Uninhabited island in the Arctic Archipelago

Little Cornwallis Island is one of the Queen Elizabeth Islands in the Canadian Arctic islands in Nunavut, Canada. It is located at 75°30'N 96°30'W, between Cornwallis Island and Bathurst Island in McDougall Sound, and measures 412 km2. It is uninhabited.

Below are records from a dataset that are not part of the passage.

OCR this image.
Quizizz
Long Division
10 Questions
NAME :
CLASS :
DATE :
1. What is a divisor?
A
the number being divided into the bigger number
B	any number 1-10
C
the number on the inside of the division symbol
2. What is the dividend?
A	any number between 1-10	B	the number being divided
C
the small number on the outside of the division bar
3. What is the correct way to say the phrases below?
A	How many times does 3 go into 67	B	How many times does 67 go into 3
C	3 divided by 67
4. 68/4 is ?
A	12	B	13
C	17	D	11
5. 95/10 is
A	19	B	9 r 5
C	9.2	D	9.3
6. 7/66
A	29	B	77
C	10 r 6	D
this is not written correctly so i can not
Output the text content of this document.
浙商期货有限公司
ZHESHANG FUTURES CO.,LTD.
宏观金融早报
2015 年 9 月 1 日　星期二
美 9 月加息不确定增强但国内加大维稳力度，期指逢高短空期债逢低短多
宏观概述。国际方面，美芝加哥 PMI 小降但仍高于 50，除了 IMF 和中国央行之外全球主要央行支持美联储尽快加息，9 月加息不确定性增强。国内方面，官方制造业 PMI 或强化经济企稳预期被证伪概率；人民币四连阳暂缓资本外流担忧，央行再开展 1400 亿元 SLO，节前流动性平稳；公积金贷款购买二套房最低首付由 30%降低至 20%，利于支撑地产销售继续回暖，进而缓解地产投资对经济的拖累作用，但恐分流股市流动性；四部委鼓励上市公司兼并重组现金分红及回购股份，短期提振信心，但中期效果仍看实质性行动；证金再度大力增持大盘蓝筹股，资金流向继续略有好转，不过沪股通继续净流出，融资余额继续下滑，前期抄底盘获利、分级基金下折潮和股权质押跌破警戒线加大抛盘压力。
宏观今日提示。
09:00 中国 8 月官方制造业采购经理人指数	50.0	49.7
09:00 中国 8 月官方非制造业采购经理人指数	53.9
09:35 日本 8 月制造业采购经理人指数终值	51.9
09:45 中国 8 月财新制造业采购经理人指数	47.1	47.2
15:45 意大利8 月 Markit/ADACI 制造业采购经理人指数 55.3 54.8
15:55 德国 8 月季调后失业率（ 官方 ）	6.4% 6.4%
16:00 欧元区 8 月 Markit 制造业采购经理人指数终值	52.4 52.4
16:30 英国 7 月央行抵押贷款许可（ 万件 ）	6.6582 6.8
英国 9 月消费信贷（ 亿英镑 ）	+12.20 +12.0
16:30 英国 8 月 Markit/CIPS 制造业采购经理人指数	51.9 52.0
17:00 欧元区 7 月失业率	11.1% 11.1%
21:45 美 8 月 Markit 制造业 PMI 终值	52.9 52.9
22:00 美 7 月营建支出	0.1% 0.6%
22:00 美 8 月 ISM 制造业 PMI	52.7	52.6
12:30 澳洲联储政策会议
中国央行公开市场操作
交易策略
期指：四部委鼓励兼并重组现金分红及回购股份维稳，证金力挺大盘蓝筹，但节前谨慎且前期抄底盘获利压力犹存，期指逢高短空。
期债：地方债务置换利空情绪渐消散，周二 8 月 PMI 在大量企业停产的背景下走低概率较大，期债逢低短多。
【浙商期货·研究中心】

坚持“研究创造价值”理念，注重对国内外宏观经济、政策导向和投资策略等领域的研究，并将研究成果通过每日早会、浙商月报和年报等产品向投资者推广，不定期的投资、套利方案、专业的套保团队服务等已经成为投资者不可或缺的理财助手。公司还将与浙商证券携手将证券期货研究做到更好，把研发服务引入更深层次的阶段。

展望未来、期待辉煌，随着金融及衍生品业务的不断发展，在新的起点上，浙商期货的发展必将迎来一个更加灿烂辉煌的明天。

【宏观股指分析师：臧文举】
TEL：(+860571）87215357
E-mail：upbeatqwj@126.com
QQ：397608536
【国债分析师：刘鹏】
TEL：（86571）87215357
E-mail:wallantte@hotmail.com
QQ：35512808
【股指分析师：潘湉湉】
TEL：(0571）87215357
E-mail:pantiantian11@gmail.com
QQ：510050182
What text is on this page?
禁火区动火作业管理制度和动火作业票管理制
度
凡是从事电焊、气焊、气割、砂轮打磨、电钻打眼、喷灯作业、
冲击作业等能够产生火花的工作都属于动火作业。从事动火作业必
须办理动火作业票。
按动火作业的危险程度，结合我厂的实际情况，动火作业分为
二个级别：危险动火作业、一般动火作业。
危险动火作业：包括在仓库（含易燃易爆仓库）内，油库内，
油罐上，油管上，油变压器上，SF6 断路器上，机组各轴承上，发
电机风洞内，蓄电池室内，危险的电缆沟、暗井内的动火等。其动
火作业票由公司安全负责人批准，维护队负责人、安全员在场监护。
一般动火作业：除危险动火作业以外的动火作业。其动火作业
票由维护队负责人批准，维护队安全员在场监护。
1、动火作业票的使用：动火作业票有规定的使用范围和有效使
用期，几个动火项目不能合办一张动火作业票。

Little Cornwallis Island was the home to Polaris Mine, the most poleward base-metal mine in the world. In 1960 a vast concentration of zinc and lead was discovered on the island during mapping for oil permits. Cominco acquired land in the area and a gravity survey in 1970 detected a large anomaly. By 1973 surface drilling and underground development had outlined the Polaris ore body and defined reserves of about 25 million tons grading approximately 14% zinc and 4% lead. A mining facility was constructed on a barge at Trois-Rivières, Quebec and towed to the island; arriving in mid August 1981. Production commenced in 1982. The mile-long gravel runway allowed aircraft as large as the Boeing 727 and Boeing 737 to service the mine. The mine was closed in August 2002 as forecast due to depletion of the ore body. From 1982 to 2002 the mine processed 21 million tons of ore grading 3.72% lead and 15.81% zinc, producing 733,800 tons of lead metal and 2.8 million tons of zinc metal in concentrate. A two-year, $53 million decommissioning and reclamation program was completed in September 2004.

During the operating lifetime of the mine, there was a company-owned camp to provide lodgings to miners, and the community and mine was serviced by Bell Canada and then by Northwestel.